Goldman: Entire S&P Move Higher Is Due To Multiple Expansion; Shiller P/E Says 30% Overvalued So… Buy

While it has been a stretch to call Bernanke’s post-2009 experiment in “wealth-effect” central planning (where in 2013 the Russell 2000 has outperformed the composite hedge fund by a factor of over 500%!) a “market”, here are some of the latest market thoughts by Goldman’s David Kostin.

US stocks surged to an all-time high of 1745 following the debt accord. The S&P 500 has returned 22% YTD driven almost entirely by P/E multiple expansion rather than higher earnings.

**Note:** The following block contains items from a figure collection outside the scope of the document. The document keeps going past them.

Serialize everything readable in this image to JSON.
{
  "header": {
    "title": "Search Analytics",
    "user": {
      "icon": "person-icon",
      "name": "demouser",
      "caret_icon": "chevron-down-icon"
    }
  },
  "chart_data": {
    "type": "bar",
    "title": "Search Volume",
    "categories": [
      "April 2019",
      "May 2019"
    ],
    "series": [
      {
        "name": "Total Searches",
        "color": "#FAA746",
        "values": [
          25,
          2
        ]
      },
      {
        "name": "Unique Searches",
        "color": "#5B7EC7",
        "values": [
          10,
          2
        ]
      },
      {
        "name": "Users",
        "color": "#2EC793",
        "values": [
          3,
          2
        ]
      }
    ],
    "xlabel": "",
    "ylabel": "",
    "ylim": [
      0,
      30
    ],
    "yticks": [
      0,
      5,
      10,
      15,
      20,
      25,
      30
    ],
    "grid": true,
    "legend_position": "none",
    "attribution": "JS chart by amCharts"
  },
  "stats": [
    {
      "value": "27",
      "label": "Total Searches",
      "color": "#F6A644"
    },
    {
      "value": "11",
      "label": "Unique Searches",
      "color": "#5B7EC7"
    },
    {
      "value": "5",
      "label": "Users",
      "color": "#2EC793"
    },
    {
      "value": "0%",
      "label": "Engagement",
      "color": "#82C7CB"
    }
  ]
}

In other words, there has been zero actual bottom line improvement in 2013. Zilch. Nada. All this despite so many loud promises by every pundit in late 2012 that 2013 will be the year of the turn, just wait, you’ll see. It also means there has been zero “fundamental” component to the upside. All of it is multiple expansion. What’s another name for that? Why, “the Fed.”

Bearishly inclined investors will point to the cyclically-adjusted P/E ratio popularized by newly-crowned Nobel laureate Robert Shiller that suggests the S&P 500 is roughly 30% overvalued based on 10-year trailing average reported EPS.

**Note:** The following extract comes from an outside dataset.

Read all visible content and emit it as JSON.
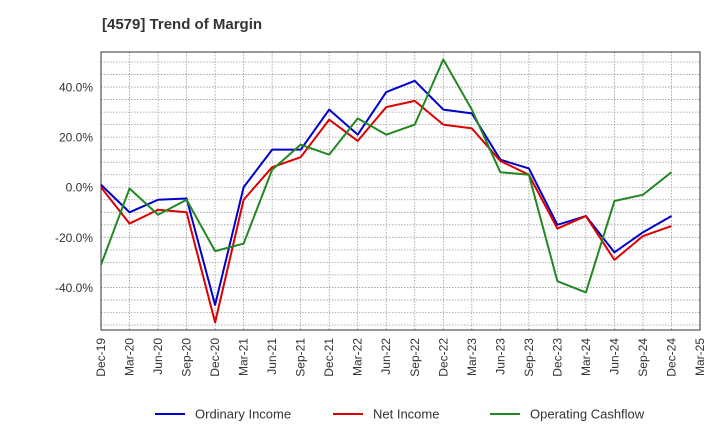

“30% overvalued” by a person who just won the Nobel prize for saying the market is irrational and creates bubbles? You don’t say. Why is a perfect segue into the final Goldman notice:

We forecast the index will climb to 1750 by year-end 2013, a slim advance less than 1% above today’s level. Our year-end 2014 price target remains 1900 or 9% above the current level. S&P 500 trades at 2.6x price/book value. From a valuation perspective, the index level is consistent with the market’s current return on equity (ROE) of 15.5%, and in-line with the 35-year average P/B.

To summarize Goldman:

  • All upside is multiple expansion-driven, i.e. relentless Fed pumping of risks as the final bubble grows to unprecedented proportions,
  • A market which even tenured economists say is a disaster waiting to happen.
  • But hey, the music is still playing so everyone must dance all the way until Goldman’s 2100 target… in 2015.

All of this has come and gone before, but since this time will be different, one can just ignore the recurring past.